Quantum Key Distribution (QKD)

The concept of quantum key distribution (QKD) was first proposed in the 1970s but it wasn’t until the 1980s that it really came to light. The idea was incredibly simple yet it still took until the 1990s, when the connection was made to entanglement, that physicists started to get really interested. Since then the progress has been remarkable and it is now perhaps the most mature quantum technology, being commercially available for over 15 years now.

Today’s digital society is highly dependent on the security of data, both during communication as well as in storage, for example in e-banking, e-business, e-health, or e-government channels. With the progress of quantum computers that can potentially break this security, the risk for everyone is increasingly real.

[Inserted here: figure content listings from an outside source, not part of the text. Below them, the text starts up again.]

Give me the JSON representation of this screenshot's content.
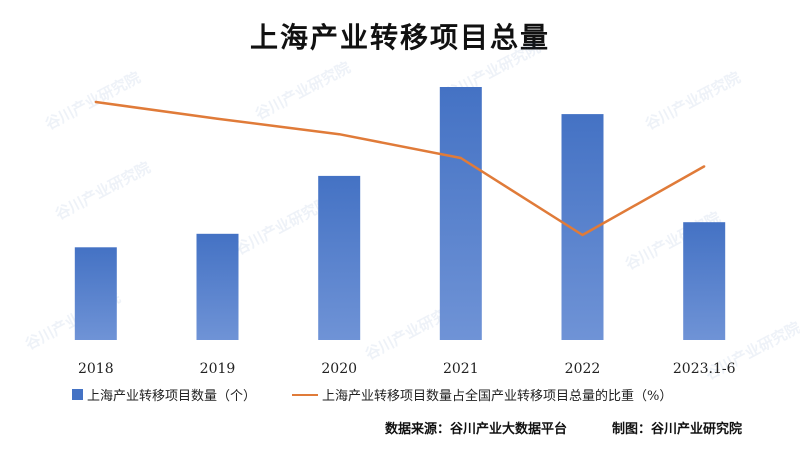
{
  "watermark_text": "谷川产业研究院",
  "colors": {
    "bar": "#4472C4",
    "bar_light": "#6F93D6",
    "line": "#E07B39"
  },
  "chart_data": {
    "type": "bar",
    "title": "上海产业转移项目总量",
    "categories": [
      "2018",
      "2019",
      "2020",
      "2021",
      "2022",
      "2023.1-6"
    ],
    "series": [
      {
        "name": "上海产业转移项目数量（个）",
        "type": "bar",
        "axis": "left",
        "values": [
          96,
          110,
          170,
          262,
          234,
          122
        ]
      },
      {
        "name": "上海产业转移项目数量占全国产业转移项目总量的比重（%）",
        "type": "line",
        "axis": "right",
        "values": [
          17.0,
          15.8,
          14.7,
          13.0,
          7.5,
          12.4
        ]
      }
    ],
    "ylim_left": [
      0,
      290
    ],
    "ylim_right": [
      0,
      20
    ],
    "grid": false,
    "legend_position": "bottom"
  },
  "footer": {
    "source": "数据来源：谷川产业大数据平台",
    "credit": "制图：谷川产业研究院"
  }
}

Especially if one considers health, where records may need to be secured for a person’s lifetime, QKD is the one technology that can actually address this issue of long-term security. Similarly the critical infrastructure that provides e.g. energy, needs to also address this risk and quantum technologies again hold the key.

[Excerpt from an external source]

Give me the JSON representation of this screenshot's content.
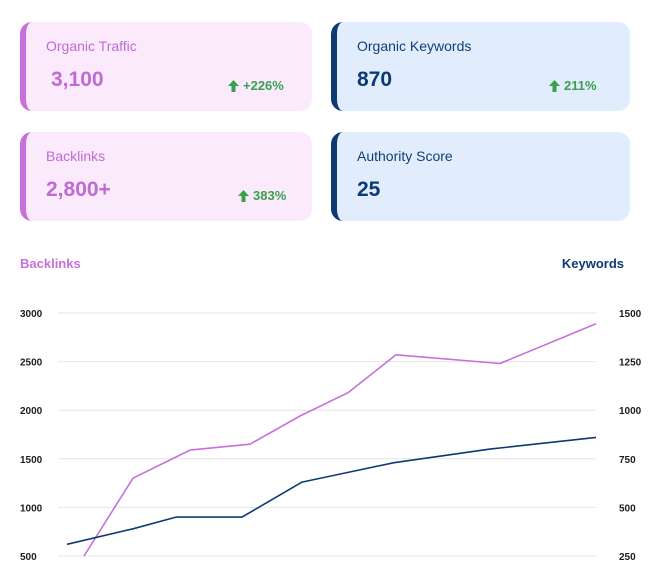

While commercially available for many years, progress continues on making these systems more compact, cheaper, and capable of operating over longer distances. These are all critical for the uptake of these technologies by governments and industry. The integration of these QKD systems into the existing network infrastructure is the current challenge and multidisciplinary teams of telecommunication equipment manufacturers, critical infrastructure providers, network operators, QKD equipment providers, digital security professionals and scientists, are working on this.

QKD provides a way of distributing and sharing secret keys that are necessary for cryptographic protocols. The importance here is in ensuring that they remain private, i.e. between the communicating parties. To do this, we rely on the what was once seen as the problem of quantum systems; if you “look” at them, or disturb them in any way, you “break” the quantum characteristics.

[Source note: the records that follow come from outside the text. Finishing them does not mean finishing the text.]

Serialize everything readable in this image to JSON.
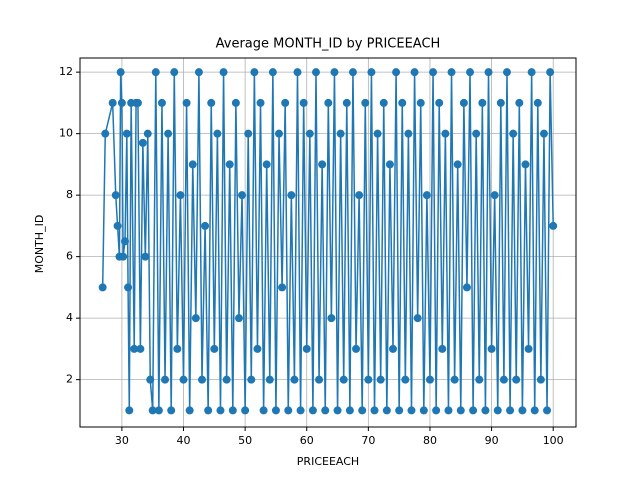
{
  "chart_data": {
    "type": "line",
    "title": "Average MONTH_ID by PRICEEACH",
    "x_label": "PRICEEACH",
    "y_label": "MONTH_ID",
    "color": "#1f77b4",
    "grid": true,
    "xlim": [
      23.2,
      103.7
    ],
    "ylim": [
      0.46,
      12.46
    ],
    "xticks": [
      30,
      40,
      50,
      60,
      70,
      80,
      90,
      100
    ],
    "yticks": [
      2,
      4,
      6,
      8,
      10,
      12
    ],
    "x": [
      26.88,
      27.3,
      28.5,
      29,
      29.3,
      29.6,
      29.8,
      30,
      30.2,
      30.5,
      30.8,
      31,
      31.2,
      31.5,
      32,
      32.3,
      32.6,
      33,
      33.4,
      33.8,
      34.2,
      34.6,
      35,
      35.5,
      36,
      36.5,
      37,
      37.5,
      38,
      38.5,
      39,
      39.5,
      40,
      40.5,
      41,
      41.5,
      42,
      42.5,
      43,
      43.5,
      44,
      44.5,
      45,
      45.5,
      46,
      46.5,
      47,
      47.5,
      48,
      48.5,
      49,
      49.5,
      50,
      50.5,
      51,
      51.5,
      52,
      52.5,
      53,
      53.5,
      54,
      54.5,
      55,
      55.5,
      56,
      56.5,
      57,
      57.5,
      58,
      58.5,
      59,
      59.5,
      60,
      60.5,
      61,
      61.5,
      62,
      62.5,
      63,
      63.5,
      64,
      64.5,
      65,
      65.5,
      66,
      66.5,
      67,
      67.5,
      68,
      68.5,
      69,
      69.5,
      70,
      70.5,
      71,
      71.5,
      72,
      72.5,
      73,
      73.5,
      74,
      74.5,
      75,
      75.5,
      76,
      76.5,
      77,
      77.5,
      78,
      78.5,
      79,
      79.5,
      80,
      80.5,
      81,
      81.5,
      82,
      82.5,
      83,
      83.5,
      84,
      84.5,
      85,
      85.5,
      86,
      86.5,
      87,
      87.5,
      88,
      88.5,
      89,
      89.5,
      90,
      90.5,
      91,
      91.5,
      92,
      92.5,
      93,
      93.5,
      94,
      94.5,
      95,
      95.5,
      96,
      96.5,
      97,
      97.5,
      98,
      98.5,
      99,
      99.5,
      100
    ],
    "values": [
      5,
      10,
      11,
      8,
      7,
      6,
      12,
      11,
      6,
      6.5,
      10,
      5,
      1,
      11,
      3,
      11,
      11,
      3,
      9.7,
      6,
      10,
      2,
      1,
      12,
      1,
      11,
      2,
      10,
      1,
      12,
      3,
      8,
      2,
      11,
      1,
      9,
      4,
      12,
      2,
      7,
      1,
      11,
      3,
      10,
      1,
      12,
      2,
      9,
      1,
      11,
      4,
      8,
      1,
      10,
      2,
      12,
      3,
      11,
      1,
      9,
      2,
      12,
      1,
      10,
      5,
      11,
      1,
      8,
      2,
      12,
      1,
      11,
      3,
      10,
      1,
      12,
      2,
      9,
      1,
      11,
      4,
      12,
      1,
      10,
      2,
      11,
      1,
      12,
      3,
      8,
      1,
      11,
      2,
      12,
      1,
      10,
      2,
      11,
      1,
      9,
      3,
      12,
      1,
      11,
      2,
      10,
      1,
      12,
      4,
      11,
      1,
      8,
      2,
      12,
      1,
      11,
      3,
      10,
      1,
      12,
      2,
      9,
      1,
      11,
      5,
      12,
      1,
      10,
      2,
      11,
      1,
      12,
      3,
      8,
      1,
      11,
      2,
      12,
      1,
      10,
      2,
      11,
      1,
      9,
      3,
      12,
      1,
      11,
      2,
      10,
      1,
      12,
      7
    ]
  }
}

Typically, information is encoded on single photons, as shown in the figure. Alice can chose to encode these in a “bit sequence” using one of two states, like vertical (V) or horizontal (H) polarisation, and she also can chose to encode in two different states; here, two combinations of these states labeled +45° and -45°. Bob then choses to measure in one of the two, what we call bases – either he measures H,V, or he measures +45°, -45°. If he measures in a base that is different from the one Alice used to prepare, then his answer will be random and discarded, but if they chose the same one, then they will have perfectly correlated results; Alice sends H and Bob detects H, and these are kept. This last step requires Alice and Bob to communicate about which base was used but reveals no information about the result, which now becomes the secret key. This is just one way to do but there are now many variations.
As you see, this just generates a secret key, this then needs to be incorporated into cryptographic protocols to ensure security in the various applications where they’re used. The beauty that quantum physics brings to this solution is that if a spy or a hacker tries to intercept the key generation, they will introduce errors and reveal themselves. Importantly, this happens before any information is encoded or communicated!
Laboratory demonstrations and some field tests of QKD in the 1990s paved the way for the first commercial systems in the early 2000s. Since then, we have seen the development of all the underlying technologies and new protocols for QKD and security applications that can exploit them. High rates (>Mbps) and long distances (>400km) have been demonstrated and both academic and commercial systems continue to get smaller and cheaper. This is expected to accelerate in the coming years and more integrated solutions are adapted for QKD. In 2019, we will also see the launch of a European testbed for QKD that will provide a showcase for these technologies and solutions, which will bring increased industrial interest to the field and accelerate the uptake of QKD-enabled solutions globally.